Settings
scrapy-webarchive
makes use of the following settings, in addition to Scrapy's settings. Note that all the settings are prefixed with SW_
.
Extensions
SW_EXPORT_URI
# Either configure the directory where the output should be uploaded to
SW_EXPORT_URI = "s3://scrapy-webarchive/"
SW_EXPORT_URI = "s3://scrapy-webarchive/{spider}/"
SW_EXPORT_URI = "s3://scrapy-webarchive/{year}/{month}/{day}/{spider}/"
# OR add the file name for full control of the output
SW_EXPORT_URI = "s3://scrapy-webarchive/output.wacz"

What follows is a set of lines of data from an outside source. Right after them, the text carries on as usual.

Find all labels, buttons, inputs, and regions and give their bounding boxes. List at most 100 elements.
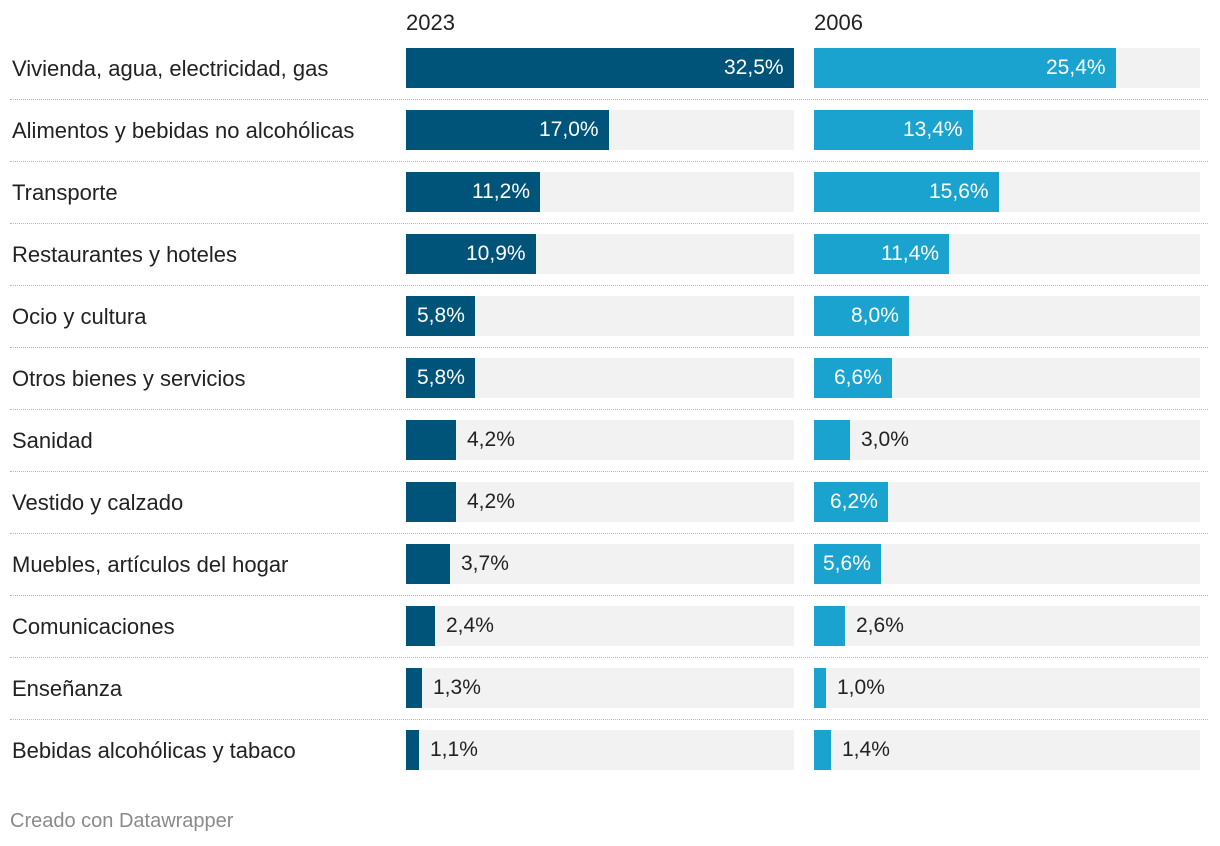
bar-2006[interactable] <box>814 668 826 708</box>
chart-row: Comunicaciones 2,4% 2,6% <box>10 606 1208 668</box>
value-label-2006: 3,0% <box>861 428 909 451</box>
bar-2023[interactable] <box>406 48 794 88</box>
value-label-2006: 25,4% <box>1046 56 1106 79</box>
bar-track-2023: 1,1% <box>406 730 794 770</box>
bar-track-2023: 2,4% <box>406 606 794 646</box>
bar-track-2023: 3,7% <box>406 544 794 584</box>
category-label: Bebidas alcohólicas y tabaco <box>12 738 296 763</box>
bar-2023[interactable] <box>406 234 536 274</box>
bar-2006[interactable] <box>814 730 831 770</box>
bar-2006[interactable] <box>814 482 888 522</box>
category-label: Otros bienes y servicios <box>12 366 246 391</box>
row-divider <box>10 161 1208 162</box>
bar-2006[interactable] <box>814 110 973 150</box>
bar-2023[interactable] <box>406 172 540 212</box>
value-label-2023: 10,9% <box>466 242 526 265</box>
value-label-2023: 1,3% <box>433 676 481 699</box>
category-label: Vivienda, agua, electricidad, gas <box>12 56 329 81</box>
category-label: Vestido y calzado <box>12 490 184 515</box>
value-label-2023: 11,2% <box>472 180 530 203</box>
bar-track-2023: 10,9% <box>406 234 794 274</box>
value-label-2006: 5,6% <box>823 552 871 575</box>
bar-2023[interactable] <box>406 544 450 584</box>
value-label-2006: 8,0% <box>851 304 899 327</box>
value-label-2023: 2,4% <box>446 614 494 637</box>
bar-2006[interactable] <box>814 420 850 460</box>
bar-2006[interactable] <box>814 544 881 584</box>
bar-track-2006: 1,4% <box>814 730 1200 770</box>
bar-2023[interactable] <box>406 296 475 336</box>
bar-2023[interactable] <box>406 668 422 708</box>
row-divider <box>10 285 1208 286</box>
value-label-2023: 5,8% <box>417 304 465 327</box>
row-divider <box>10 347 1208 348</box>
bar-track-2006: 8,0% <box>814 296 1200 336</box>
chart-row: Restaurantes y hoteles 10,9% 11,4% <box>10 234 1208 296</box>
chart-row: Bebidas alcohólicas y tabaco 1,1% 1,4% <box>10 730 1208 792</box>
chart-row: Sanidad 4,2% 3,0% <box>10 420 1208 482</box>
row-divider <box>10 595 1208 596</box>
bar-track-2023: 4,2% <box>406 482 794 522</box>
value-label-2006: 6,6% <box>834 366 882 389</box>
bar-track-2006: 5,6% <box>814 544 1200 584</box>
value-label-2023: 4,2% <box>467 428 515 451</box>
value-label-2006: 15,6% <box>929 180 989 203</box>
row-divider <box>10 719 1208 720</box>
value-label-2006: 13,4% <box>903 118 963 141</box>
bar-2006[interactable] <box>814 358 892 398</box>
value-label-2023: 3,7% <box>461 552 509 575</box>
bar-2023[interactable] <box>406 606 435 646</box>
bar-track-2023: 5,8% <box>406 358 794 398</box>
bar-track-2006: 25,4% <box>814 48 1200 88</box>
bar-track-2006: 3,0% <box>814 420 1200 460</box>
bar-2023[interactable] <box>406 420 456 460</box>
bar-2023[interactable] <box>406 482 456 522</box>
category-label: Alimentos y bebidas no alcohólicas <box>12 118 355 143</box>
value-label-2023: 4,2% <box>467 490 515 513</box>
value-label-2006: 6,2% <box>830 490 878 513</box>
value-label-2006: 2,6% <box>856 614 904 637</box>
value-label-2023: 17,0% <box>539 118 599 141</box>
category-label: Ocio y cultura <box>12 304 147 329</box>
category-label: Transporte <box>12 180 118 205</box>
bar-track-2006: 2,6% <box>814 606 1200 646</box>
chart-row: Vivienda, agua, electricidad, gas 32,5% 25… <box>10 48 1208 110</box>
bar-2006[interactable] <box>814 606 845 646</box>
bar-2023[interactable] <box>406 110 609 150</box>
column-header-2023: 2023 <box>406 10 455 35</box>
value-label-2006: 1,4% <box>842 738 890 761</box>
row-divider <box>10 533 1208 534</box>
bar-track-2006: 1,0% <box>814 668 1200 708</box>
bar-track-2006: 13,4% <box>814 110 1200 150</box>
value-label-2023: 32,5% <box>724 56 784 79</box>
value-label-2006: 1,0% <box>837 676 885 699</box>
credit-footer[interactable]: Creado con Datawrapper <box>10 810 234 832</box>
chart-row: Otros bienes y servicios 5,8% 6,6% <box>10 358 1208 420</box>
chart-row: Alimentos y bebidas no alcohólicas 17,0% 1… <box>10 110 1208 172</box>
category-label: Enseñanza <box>12 676 123 701</box>
category-label: Restaurantes y hoteles <box>12 242 238 267</box>
bar-2023[interactable] <box>406 730 419 770</box>
chart-row: Vestido y calzado 4,2% 6,2% <box>10 482 1208 544</box>
category-label: Comunicaciones <box>12 614 175 639</box>
chart-row: Muebles, artículos del hogar 3,7% 5,6% <box>10 544 1208 606</box>
bar-2023[interactable] <box>406 358 475 398</box>
bar-track-2023: 32,5% <box>406 48 794 88</box>
row-divider <box>10 471 1208 472</box>
category-label: Sanidad <box>12 428 93 453</box>
bar-2006[interactable] <box>814 296 909 336</box>
chart-row: Transporte 11,2% 15,6% <box>10 172 1208 234</box>
bar-2006[interactable] <box>814 172 999 212</box>
row-divider <box>10 409 1208 410</box>
bar-track-2023: 17,0% <box>406 110 794 150</box>
row-divider <box>10 657 1208 658</box>
category-label: Muebles, artículos del hogar <box>12 552 289 577</box>
bar-2006[interactable] <box>814 48 1116 88</box>
row-divider <box>10 223 1208 224</box>
value-label-2006: 11,4% <box>881 242 939 265</box>
bar-track-2006: 6,6% <box>814 358 1200 398</box>
chart-row: Ocio y cultura 5,8% 8,0% <box>10 296 1208 358</box>
row-divider <box>10 99 1208 100</box>
bar-track-2006: 15,6% <box>814 172 1200 212</box>
bar-2006[interactable] <box>814 234 949 274</box>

SW_EXPORT_URI = "s3://scrapy-webarchive/{spider}/output-{timestamp}.wacz"
SW_EXPORT_URI = "s3://scrapy-webarchive/{year}/{month}/{day}/{spider}-{timestamp}.wacz"

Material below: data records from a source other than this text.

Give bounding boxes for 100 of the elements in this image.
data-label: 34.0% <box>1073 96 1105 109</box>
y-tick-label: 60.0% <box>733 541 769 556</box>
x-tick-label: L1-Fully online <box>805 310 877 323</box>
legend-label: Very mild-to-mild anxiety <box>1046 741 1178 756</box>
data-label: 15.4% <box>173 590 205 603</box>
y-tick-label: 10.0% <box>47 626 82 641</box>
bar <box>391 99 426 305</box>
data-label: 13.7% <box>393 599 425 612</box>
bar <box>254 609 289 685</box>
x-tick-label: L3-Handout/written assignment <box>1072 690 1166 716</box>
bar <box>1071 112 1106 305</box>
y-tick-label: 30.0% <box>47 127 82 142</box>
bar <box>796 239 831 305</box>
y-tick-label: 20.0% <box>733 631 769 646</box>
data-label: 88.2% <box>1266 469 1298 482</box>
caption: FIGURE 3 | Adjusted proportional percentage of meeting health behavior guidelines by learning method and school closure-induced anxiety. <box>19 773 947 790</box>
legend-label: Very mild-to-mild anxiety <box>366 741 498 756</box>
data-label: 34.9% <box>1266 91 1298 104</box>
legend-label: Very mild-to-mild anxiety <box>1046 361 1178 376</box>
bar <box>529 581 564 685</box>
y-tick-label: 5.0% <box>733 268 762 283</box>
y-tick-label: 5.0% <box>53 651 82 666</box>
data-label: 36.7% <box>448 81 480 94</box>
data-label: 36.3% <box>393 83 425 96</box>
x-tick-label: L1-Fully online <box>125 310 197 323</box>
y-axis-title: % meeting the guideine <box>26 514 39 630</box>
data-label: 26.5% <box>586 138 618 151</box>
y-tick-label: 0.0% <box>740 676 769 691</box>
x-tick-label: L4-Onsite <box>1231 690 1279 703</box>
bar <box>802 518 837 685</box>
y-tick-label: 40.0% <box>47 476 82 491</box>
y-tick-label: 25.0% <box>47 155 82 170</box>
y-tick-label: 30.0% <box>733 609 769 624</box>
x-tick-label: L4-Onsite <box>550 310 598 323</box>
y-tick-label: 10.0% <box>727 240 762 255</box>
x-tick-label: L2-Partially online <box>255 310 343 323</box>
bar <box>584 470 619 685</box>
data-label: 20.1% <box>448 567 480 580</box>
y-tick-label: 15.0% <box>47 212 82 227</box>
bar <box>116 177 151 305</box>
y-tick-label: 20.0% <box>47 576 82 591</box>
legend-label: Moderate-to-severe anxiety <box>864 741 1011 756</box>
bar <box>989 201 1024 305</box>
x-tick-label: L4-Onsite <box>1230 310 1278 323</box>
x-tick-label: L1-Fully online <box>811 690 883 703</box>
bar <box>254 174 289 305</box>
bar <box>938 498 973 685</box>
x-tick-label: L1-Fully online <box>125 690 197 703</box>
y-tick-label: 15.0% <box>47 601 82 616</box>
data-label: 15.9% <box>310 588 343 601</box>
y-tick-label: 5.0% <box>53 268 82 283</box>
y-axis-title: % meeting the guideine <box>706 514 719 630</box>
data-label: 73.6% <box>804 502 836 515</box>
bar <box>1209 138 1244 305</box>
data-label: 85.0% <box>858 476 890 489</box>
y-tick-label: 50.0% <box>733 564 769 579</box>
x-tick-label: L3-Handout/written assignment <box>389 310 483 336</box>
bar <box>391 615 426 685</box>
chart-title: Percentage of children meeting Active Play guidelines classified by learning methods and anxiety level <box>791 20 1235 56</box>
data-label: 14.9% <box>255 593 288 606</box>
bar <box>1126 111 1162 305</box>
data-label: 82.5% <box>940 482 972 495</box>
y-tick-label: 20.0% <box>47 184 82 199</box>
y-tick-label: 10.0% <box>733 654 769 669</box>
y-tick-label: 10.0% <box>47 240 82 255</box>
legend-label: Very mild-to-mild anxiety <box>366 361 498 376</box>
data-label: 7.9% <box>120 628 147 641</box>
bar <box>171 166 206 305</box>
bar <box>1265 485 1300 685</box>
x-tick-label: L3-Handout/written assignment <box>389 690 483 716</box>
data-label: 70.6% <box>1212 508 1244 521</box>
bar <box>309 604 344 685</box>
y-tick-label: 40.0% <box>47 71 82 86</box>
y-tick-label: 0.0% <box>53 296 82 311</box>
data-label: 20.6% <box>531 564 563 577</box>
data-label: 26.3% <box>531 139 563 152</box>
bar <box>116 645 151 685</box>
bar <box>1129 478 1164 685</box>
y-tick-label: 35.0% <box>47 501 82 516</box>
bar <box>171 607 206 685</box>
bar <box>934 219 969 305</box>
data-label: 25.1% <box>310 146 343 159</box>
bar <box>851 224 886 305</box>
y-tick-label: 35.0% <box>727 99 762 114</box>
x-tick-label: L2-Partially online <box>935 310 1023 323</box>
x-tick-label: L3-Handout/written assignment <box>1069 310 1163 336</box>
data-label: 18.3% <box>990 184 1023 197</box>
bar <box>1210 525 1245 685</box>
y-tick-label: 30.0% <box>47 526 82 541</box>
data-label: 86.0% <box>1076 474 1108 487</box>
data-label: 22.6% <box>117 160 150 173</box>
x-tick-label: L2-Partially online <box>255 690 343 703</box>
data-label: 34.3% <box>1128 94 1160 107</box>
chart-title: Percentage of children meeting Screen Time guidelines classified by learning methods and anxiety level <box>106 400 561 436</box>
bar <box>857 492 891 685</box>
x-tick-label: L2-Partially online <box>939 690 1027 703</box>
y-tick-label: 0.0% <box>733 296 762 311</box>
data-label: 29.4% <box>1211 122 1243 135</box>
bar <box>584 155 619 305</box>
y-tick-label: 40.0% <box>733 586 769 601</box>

# Local (No scheme assumes it is "file://")
SW_EXPORT_URI = "file:///path/to/output/{spider}/"
SW_EXPORT_URI = "/path/to/output/{spider}/"

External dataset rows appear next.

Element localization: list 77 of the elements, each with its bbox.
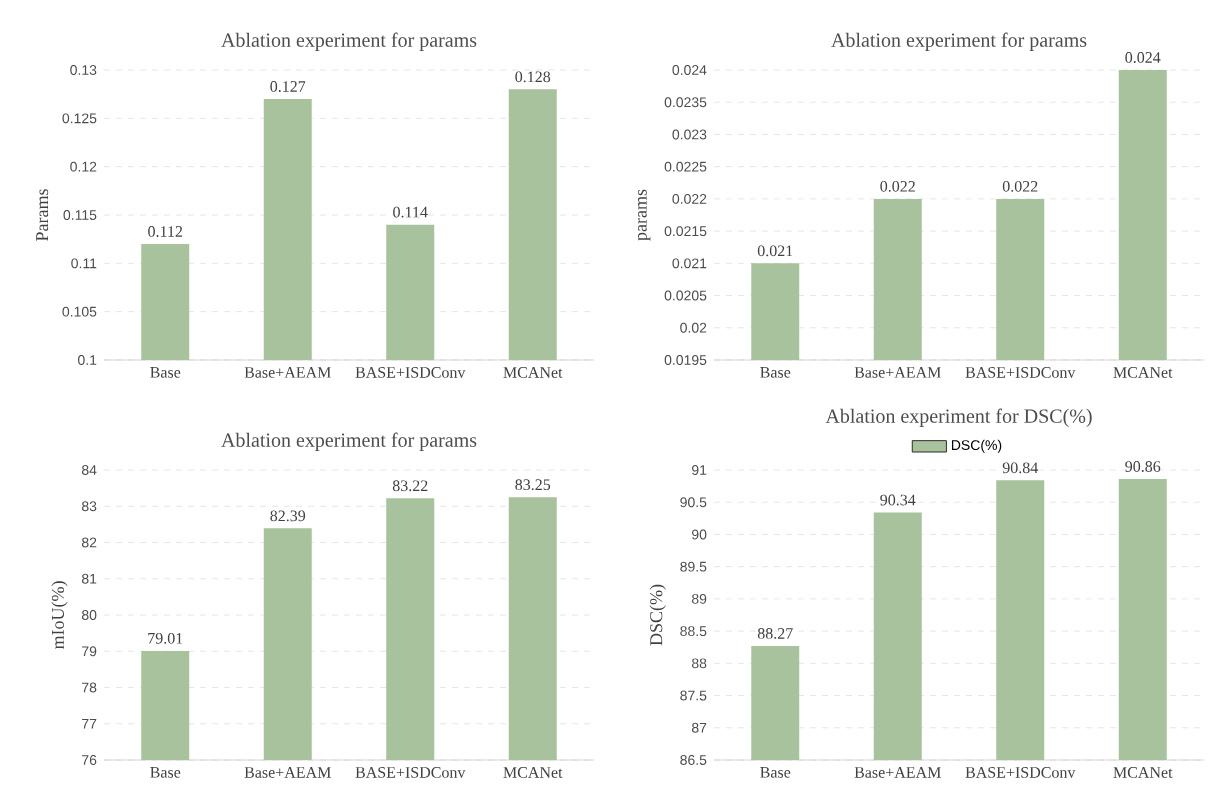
x-tick-label: BASE+ISDConv [965,367,1076,378]
y-tick-label: 82 [81,537,97,548]
y-tick-label: 0.0225 [664,161,707,172]
chart-title: Ablation experiment for DSC(%) [825,408,1092,427]
y-tick-label: 0.02 [680,322,707,333]
data-label: 90.84 [1002,462,1038,474]
x-tick-label: Base [760,767,791,778]
y-axis-title: mIoU(%) [51,581,68,650]
y-tick-label: 81 [81,573,97,584]
x-tick-label: MCANet [503,367,563,378]
y-axis-title: Params [36,189,49,241]
y-tick-label: 83 [81,501,97,512]
data-label: 79.01 [148,632,183,644]
x-tick-label: Base+AEAM [244,367,331,378]
y-tick-label: 80 [81,610,97,620]
data-label: 83.22 [392,480,428,492]
y-tick-label: 79 [82,646,97,657]
data-label: 0.022 [1002,180,1038,192]
y-tick-label: 77 [82,718,97,729]
x-tick-label: Base+AEAM [854,367,941,378]
data-label: 0.112 [148,226,183,237]
data-label: 0.022 [880,180,915,192]
x-tick-label: MCANet [1113,367,1173,378]
y-tick-label: 91 [692,465,707,475]
y-tick-label: 0.023 [672,129,707,140]
data-label: 83.25 [515,479,551,491]
y-tick-label: 0.12 [70,161,97,172]
x-tick-label: Base+AEAM [854,767,941,778]
chart-title: Ablation experiment for params [831,32,1087,51]
y-tick-label: 84 [81,465,97,475]
y-tick-label: 0.105 [62,306,97,317]
y-tick-label: 89.5 [680,561,707,572]
x-tick-label: MCANet [503,767,563,778]
data-label: 82.39 [270,510,306,522]
y-tick-label: 88.5 [680,626,707,637]
y-tick-label: 87.5 [680,690,707,701]
y-tick-label: 0.13 [70,65,97,75]
y-tick-label: 90 [692,529,707,540]
legend-label: DSC(%) [951,439,1002,453]
y-tick-label: 0.125 [62,113,97,124]
y-tick-label: 0.0235 [664,97,707,108]
chart-title: Ablation experiment for params [221,432,477,451]
data-label: 90.34 [880,494,916,506]
y-tick-label: 0.0195 [664,355,707,365]
chart-title: Ablation experiment for params [221,32,477,51]
y-tick-label: 76 [82,755,97,765]
y-tick-label: 78 [82,682,97,693]
data-label: 0.021 [757,245,793,257]
y-tick-label: 0.1 [78,355,97,365]
y-axis-title: params [638,189,651,241]
x-tick-label: BASE+ISDConv [965,767,1076,778]
x-tick-label: BASE+ISDConv [355,367,466,378]
y-tick-label: 0.0205 [664,290,707,301]
y-tick-label: 88 [691,658,707,669]
data-label: 90.86 [1125,461,1161,472]
y-axis-title: DSC(%) [649,584,666,646]
data-label: 0.128 [515,71,551,83]
y-tick-label: 0.022 [672,193,707,204]
y-tick-label: 0.0215 [664,226,707,237]
y-tick-label: 0.024 [672,65,707,75]
data-label: 0.114 [393,206,428,218]
y-tick-label: 87 [691,722,707,733]
y-tick-label: 86.5 [680,755,707,765]
x-tick-label: Base+AEAM [244,767,331,778]
data-label: 88.27 [757,628,793,639]
y-tick-label: 0.021 [672,258,707,269]
x-tick-label: Base [150,367,181,378]
y-tick-label: 0.115 [63,210,97,220]
y-tick-label: 89 [691,593,707,604]
x-tick-label: BASE+ISDConv [355,767,466,778]
y-tick-label: 90.5 [680,497,707,508]
y-tick-label: 0.11 [71,258,97,269]
data-label: 0.127 [270,81,306,92]
x-tick-label: Base [760,367,791,378]
x-tick-label: MCANet [1113,767,1173,778]
data-label: 0.024 [1125,52,1161,63]
x-tick-label: Base [150,767,181,778]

This is the output path of the WACZ file. Multiple variables can be added that allow dynamic generation of the output path.
Supported variables: spider
, year
, month
, day
and timestamp
.
SW_WACZ_TITLE
This setting defines the title of the WACZ used in the datapackage.json
, which is generated durning the WACZ creation. It will default to the spider name if it is not configured.
SW_WACZ_DESCRIPTION
This setting defines the description of the WACZ used in the datapackage.json
, which is generated durning the WACZ creation. It will default to the spider name if it is not configured. Defaults to:
This is the web archive generated by a scrapy-webarchive extension for the
spider. It is mainly for scraping purposes as it does not contain any js/css data. Though it can be replayed as bare HTML if the site does not depend on JavaScript.
Downloader middleware and spider middleware
SW_WACZ_SOURCE_URI
⚠️ Scraping against a remote source currently only supports AWS S3.
# "file://" must be explicitly added, unlike SW_EXPORT_URI where it makes an assumption if no scheme is added.
SW_WACZ_SOURCE_URI = "file:///Users/username/Documents/archive.wacz"
SW_WACZ_SOURCE_URI = "s3://scrapy-webarchive/archive.wacz"
# Allows multiple sources, comma seperated.
SW_WACZ_SOURCE_URI = "s3://scrapy-webarchive/archive.wacz,file:///Users/username/Documents/archive.wacz"
This setting defines the location of the WACZ file that should be used as a source for the crawl job.
SW_WACZ_CRAWL
SW_WACZ_CRAWL = True
Setting to ignore original start_requests
, just yield all responses found in WACZ.